Por Verônica Gonçalves 

            O que é cultura?  O que ela representa na vida das pessoas? Como a população consome os chamados produtos culturais? Como investir em cultura? Esses e outros tantos questionamentos foram discutidos durante o seminário Como Investir em Cultura? no dia 21 de outubro de 2010 na Estação Pinacoteca (São Paulo).

        
O evento é parte integrante de uma pesquisa realizada por meio da parceria CPFL Energia, Datafolha, Instituto Getúlio Vargas e a consultoria J. Leiva Cultura & Esporte, que tem por objetivo a profissionalização do setor ligado a produção cultural. Como essa preocupação mais mercadológica começou na década de 1980, faltavam muitos dados que pudessem auxiliar as políticas públicas ligadas a esse assunto. Embora o IBGE já tivesse alguns estudos que analisassem alguns aspectos desse setor, o Brasil ainda não tinha uma pesquisa que entendesse o que as pessoas entendem por cultura e como elas consomem esses produtos.
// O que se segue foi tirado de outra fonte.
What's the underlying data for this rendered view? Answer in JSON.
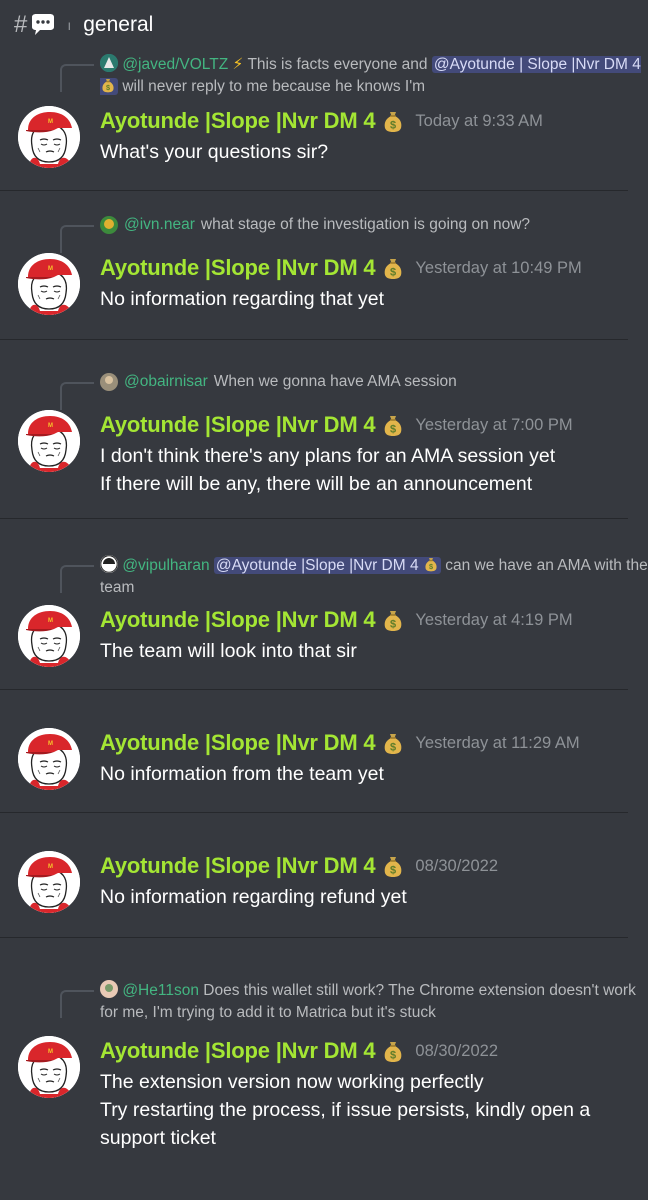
{
  "channel": {
    "hash": "#",
    "icon": "speech-bubble-icon",
    "name": "general"
  },
  "author": {
    "name": "Ayotunde |Slope |Nvr DM 4",
    "badge": "money-bag-emoji",
    "color": "#a4e634"
  },
  "messages": [
    {
      "reply": {
        "name": "@javed/VOLTZ",
        "emoji": "⚡",
        "text": "This is facts everyone and",
        "mention": "@Ayotunde | Slope |Nvr DM 4",
        "after": "will never reply to me because he knows I'm"
      },
      "timestamp": "Today at 9:33 AM",
      "lines": [
        "What's your questions sir?"
      ]
    },
    {
      "reply": {
        "name": "@ivn.near",
        "text": "what stage of the investigation is going on now?"
      },
      "timestamp": "Yesterday at 10:49 PM",
      "lines": [
        "No information regarding that yet"
      ]
    },
    {
      "reply": {
        "name": "@obairnisar",
        "text": "When we gonna have AMA session"
      },
      "timestamp": "Yesterday at 7:00 PM",
      "lines": [
        "I don't think there's any plans for an AMA session yet",
        "If there will be any, there will be an announcement"
      ]
    },
    {
      "reply": {
        "name": "@vipulharan",
        "mention": "@Ayotunde |Slope |Nvr DM 4",
        "text": "can we have an AMA with the team"
      },
      "timestamp": "Yesterday at 4:19 PM",
      "lines": [
        "The team will look into that sir"
      ]
    },
    {
      "timestamp": "Yesterday at 11:29 AM",
      "lines": [
        "No information from the team yet"
      ]
    },
    {
      "timestamp": "08/30/2022",
      "lines": [
        "No information regarding refund yet"
      ]
    },
    {
      "reply": {
        "name": "@He11son",
        "text": "Does this wallet still work? The Chrome extension doesn't work for me, I'm trying to add it to Matrica but it's stuck"
      },
      "timestamp": "08/30/2022",
      "lines": [
        "The extension version now working perfectly",
        "Try restarting the process, if issue persists, kindly open a support ticket"
      ]
    }
  ]
}
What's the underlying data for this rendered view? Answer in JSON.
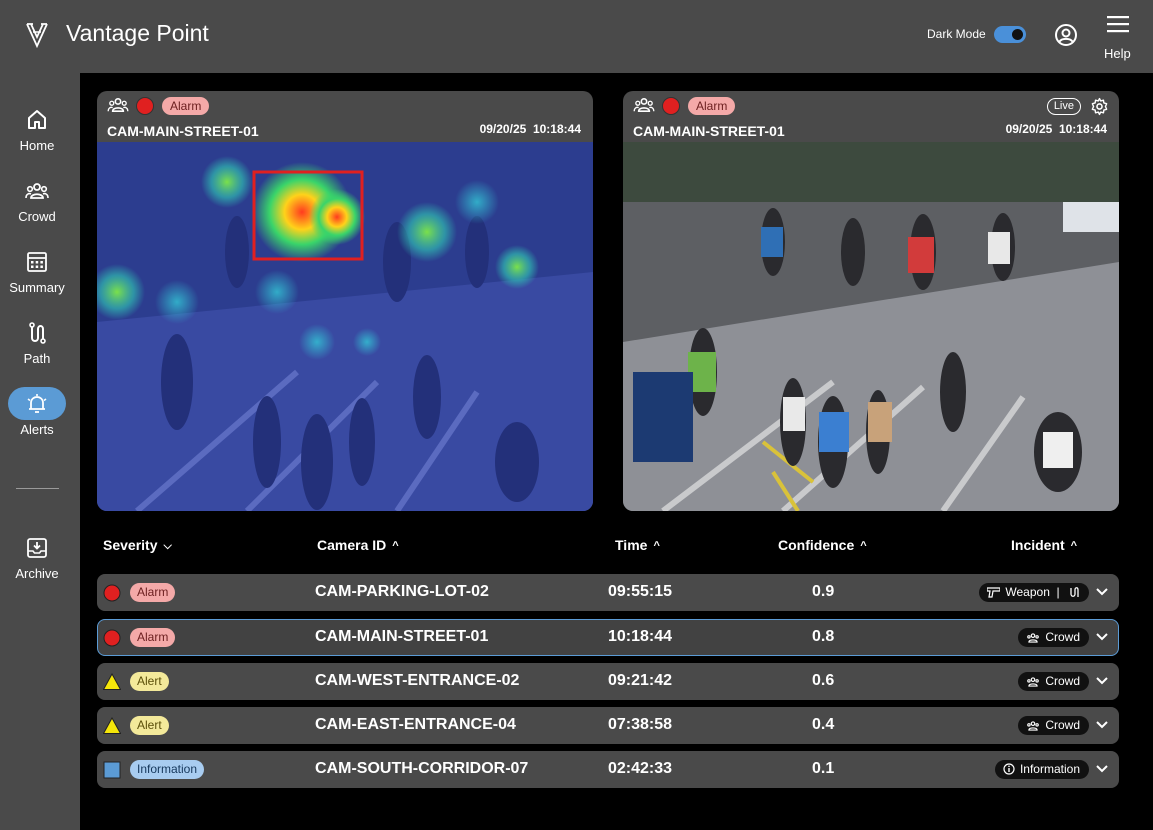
{
  "app": {
    "title": "Vantage Point"
  },
  "header": {
    "dark_mode_label": "Dark Mode",
    "dark_mode_on": true,
    "help_label": "Help"
  },
  "sidebar": {
    "items": [
      {
        "label": "Home",
        "icon": "home-icon"
      },
      {
        "label": "Crowd",
        "icon": "crowd-icon"
      },
      {
        "label": "Summary",
        "icon": "summary-icon"
      },
      {
        "label": "Path",
        "icon": "path-icon"
      },
      {
        "label": "Alerts",
        "icon": "bell-icon",
        "active": true
      },
      {
        "label": "Archive",
        "icon": "archive-icon"
      }
    ]
  },
  "cameras": [
    {
      "status": "Alarm",
      "name": "CAM-MAIN-STREET-01",
      "timestamp": "09/20/25  10:18:44",
      "view": "heatmap"
    },
    {
      "status": "Alarm",
      "name": "CAM-MAIN-STREET-01",
      "timestamp": "09/20/25  10:18:44",
      "live": "Live",
      "view": "live"
    }
  ],
  "table": {
    "headers": {
      "severity": "Severity",
      "camera_id": "Camera ID",
      "time": "Time",
      "confidence": "Confidence",
      "incident": "Incident"
    },
    "rows": [
      {
        "severity": "Alarm",
        "camera_id": "CAM-PARKING-LOT-02",
        "time": "09:55:15",
        "confidence": "0.9",
        "incident": "Weapon  |",
        "incident_icon": "weapon-icon"
      },
      {
        "severity": "Alarm",
        "camera_id": "CAM-MAIN-STREET-01",
        "time": "10:18:44",
        "confidence": "0.8",
        "incident": "Crowd",
        "incident_icon": "crowd-icon",
        "selected": true
      },
      {
        "severity": "Alert",
        "camera_id": "CAM-WEST-ENTRANCE-02",
        "time": "09:21:42",
        "confidence": "0.6",
        "incident": "Crowd",
        "incident_icon": "crowd-icon"
      },
      {
        "severity": "Alert",
        "camera_id": "CAM-EAST-ENTRANCE-04",
        "time": "07:38:58",
        "confidence": "0.4",
        "incident": "Crowd",
        "incident_icon": "crowd-icon"
      },
      {
        "severity": "Information",
        "camera_id": "CAM-SOUTH-CORRIDOR-07",
        "time": "02:42:33",
        "confidence": "0.1",
        "incident": "Information",
        "incident_icon": "info-icon"
      }
    ]
  },
  "colors": {
    "alarm": "#e02020",
    "alert": "#f5e60a",
    "info": "#5b9bd5",
    "accent": "#5b9bd5"
  }
}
A primeira parte do projeto foi uma pesquisa que contemplou 2414 entrevistas em 82 cidades do estado de São Paulo com pessoas a partir dos 12 anos. Essa etapa foi do dia 24 de agosto ao dia 20 de setembro de 2010. A segunda parte foi o debate do dia 21 de outubro com os dados apresentados sem a análise definitiva.  O SEMINÁRIO
 
PRIMEIRA MESA: O que é cultura? O que ela representa para as pessoas? Da arte ao entretenimento
Debatedores: Laís Bodanzky (cineasta), Teixeira Coelho (MASP) e Tales Ab’ Saber (psicanalista)
Mediação: Marcelo Araújo (Pinacoteca)
 
SEGUNDA MESA: Infraestrutura e acesso. Cultura nas pequenas, médias e grandes cidades
Debatedores: Mário Mazili (CPFL Energia), André Sturm (Secretaria do Estado e da Cultura) e Cristina Lins (IBGE)
Mediação: Robinson Borges (Valor Econômico)
TERCEIRAMESA: Economia da Cultura, informação e Indicadores
Debatedores: Gilberto Dimenstein (Folha de São Paulo), Eduardo Saron (Itaú Cultural) e Marcos Gonçalves (FGV)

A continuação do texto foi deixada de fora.